The Le Fort I osteotomy is usually indicated for the surgical correction of dentofacial deformities. Medical professionals can carry out procedures with greater safety by better understanding the anatomy of the maxillary blood supply, and by availing themselves of today’s improved approaches and instruments. However, surgical complications, such as major haemorrhage or skull fractures, may occur as a consequence of bone manipulation, mainly in connection with pterygomaxillary dysjunction .
Manipulation of the posterior maxilla bone following Le Fort I osteotomy may be a challenging procedure due to limited visualization, the proximity to anatomical structures such as the descending palatine artery, and the location of the pterygomaxillary region. In this regard, previous studies have reported a variety of techniques that may protect against complications and reduce the risk of injury to the patient . In addition, some authors have highlighted that osteotomy of the medial or lateral maxillary sinus walls, pterygomaxillary dysjunction, and down-fracturing of the maxilla must be performed with caution, since major bleeding from injuries to the descending palatine artery during these procedures is the most common cause of intraoperative and postoperative complications .
Today, osteotomies for pterygomaxillary disarticulation and the complete separation of the maxillary sinus walls are procedures that are avoided . These approaches may increase the risk posed by surgery and the consequent susceptibility to bone fracture, haemorrhage, optic nerve damage, and arteriovenous fistula.

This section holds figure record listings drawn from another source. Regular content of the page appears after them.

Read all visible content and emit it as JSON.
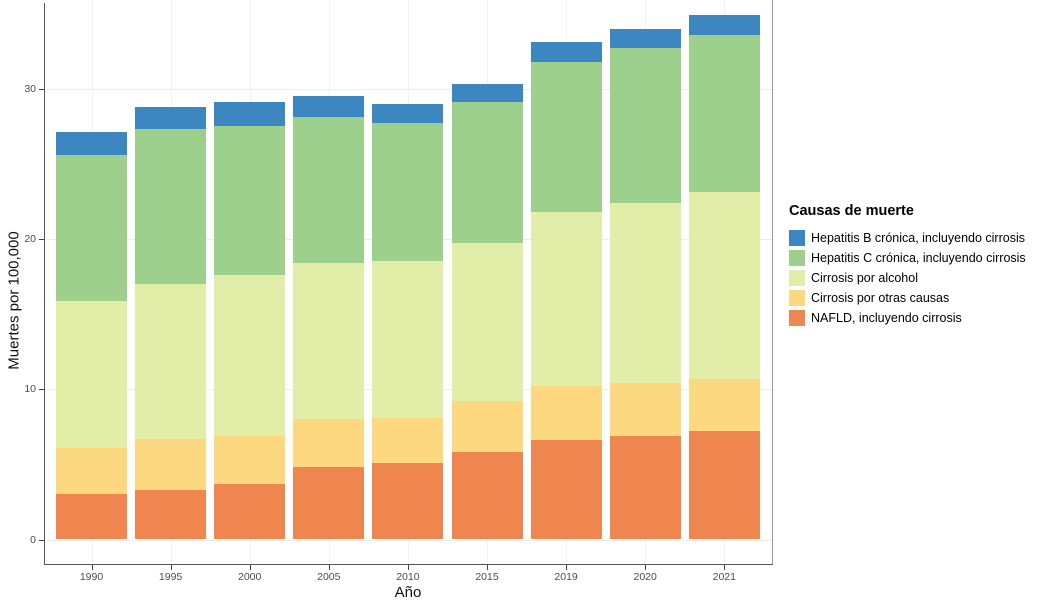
{
  "chart_data": {
    "type": "bar",
    "stacked": true,
    "categories": [
      "1990",
      "1995",
      "2000",
      "2005",
      "2010",
      "2015",
      "2019",
      "2020",
      "2021"
    ],
    "series": [
      {
        "name": "NAFLD, incluyendo cirrosis",
        "color": "#f0864f",
        "values": [
          3.0,
          3.3,
          3.7,
          4.8,
          5.1,
          5.8,
          6.6,
          6.9,
          7.2
        ]
      },
      {
        "name": "Cirrosis por otras causas",
        "color": "#fcd980",
        "values": [
          3.1,
          3.4,
          3.2,
          3.2,
          3.0,
          3.4,
          3.6,
          3.5,
          3.5
        ]
      },
      {
        "name": "Cirrosis por alcohol",
        "color": "#e2eda7",
        "values": [
          9.8,
          10.3,
          10.7,
          10.4,
          10.4,
          10.5,
          11.6,
          12.0,
          12.4
        ]
      },
      {
        "name": "Hepatitis C crónica, incluyendo cirrosis",
        "color": "#9dd08c",
        "values": [
          9.7,
          10.3,
          9.9,
          9.7,
          9.2,
          9.4,
          10.0,
          10.3,
          10.5
        ]
      },
      {
        "name": "Hepatitis B crónica, incluyendo cirrosis",
        "color": "#3c87bf",
        "values": [
          1.5,
          1.5,
          1.6,
          1.4,
          1.3,
          1.2,
          1.3,
          1.3,
          1.3
        ]
      }
    ],
    "totals": [
      27.1,
      28.8,
      29.1,
      29.5,
      29.0,
      30.3,
      33.1,
      34.0,
      34.9
    ],
    "title": "",
    "xlabel": "Año",
    "ylabel": "Muertes por 100,000",
    "ylim": [
      0,
      35
    ],
    "y_ticks": [
      0,
      10,
      20,
      30
    ],
    "grid": true,
    "legend_position": "right"
  },
  "legend": {
    "title": "Causas de muerte",
    "items": [
      {
        "label": "Hepatitis B crónica, incluyendo cirrosis",
        "color": "#3c87bf"
      },
      {
        "label": "Hepatitis C crónica, incluyendo cirrosis",
        "color": "#9dd08c"
      },
      {
        "label": "Cirrosis por alcohol",
        "color": "#e2eda7"
      },
      {
        "label": "Cirrosis por otras causas",
        "color": "#fcd980"
      },
      {
        "label": "NAFLD, incluyendo cirrosis",
        "color": "#f0864f"
      }
    ]
  },
  "axes": {
    "x_title": "Año",
    "y_title": "Muertes por 100,000",
    "x_tick_labels": [
      "1990",
      "1995",
      "2000",
      "2005",
      "2010",
      "2015",
      "2019",
      "2020",
      "2021"
    ],
    "y_tick_labels": [
      "0",
      "10",
      "20",
      "30"
    ]
  },
  "colors": {
    "axis_line": "#555555",
    "panel_border": "#9a9a9a",
    "gridline": "#ededed",
    "tick_label": "#4d4d4d",
    "background": "#ffffff"
  }
}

Thus, knowledge of the anatomy in association with the appropriate surgical technique is necessary to increase the safety of Le Fort I osteotomies. Previous studies have analyzed these factors in relation to different populations, such as those of the USA , Thailand , and Japan . However, there have been no reports in relation to Brazilian patients and there is also no evidence of any correlation between these aspects and the craniofacial side, patient’s sex, and craniofacial morphology and patterns.
Therefore, the aim of this study was to evaluate the anatomical linear measurements of the descending palatine canal and the pterygomaxillary fissure for Le Fort I preoperative planning, as well as to assess the effects of the craniofacial side (left and right), patient’s sex, and skeletal and craniofacial patterns.
Materials and methods
The design of this study was approved by the local research ethics committee of the University of Bahia Dental School. Seventy-five adult patients, comprising 46 females (61.3%) and 29 males (39.7%), underwent multi-slice computed tomography (MSCT) examinations, which were performed preoperatively for a random group of orthognathic surgery patients. Patients presenting syndromes, cleft lip and palate, signs of maxillary tumours, facial trauma or previous surgery, and reduced maxillary sinus development were excluded from the study.
The MSCT images were acquired with a 64-slice system (Light Speed VCT; GE Healthcare Bio-Sciences, Piscataway, NJ, USA), using the same settings: 120 kV, 200 mA, and 32-cm field of view, including observation of the full craniofacial complex. The axial slice thickness was 0.6 mm.
The right and left sides of the patient were considered separately when performing the evaluation, thus the sample comprised 150 images. These images were assessed individually under dim lighting by one previously calibrated observer using Dolphin Imaging software (version 11.7, Premium; Dolphin Imaging and Management Solutions, Chatsworth, CA, USA).
The images were adjusted to ensure a parallel Frankfort horizontal (FH) plane, in order to attain a standardized head position, using the frontozygomatic sutures as a reference for the frontal view and the orbital inferior margin as well as the porion landmark for the lateral view. The orbital floors were then aligned ( Fig. 1 ).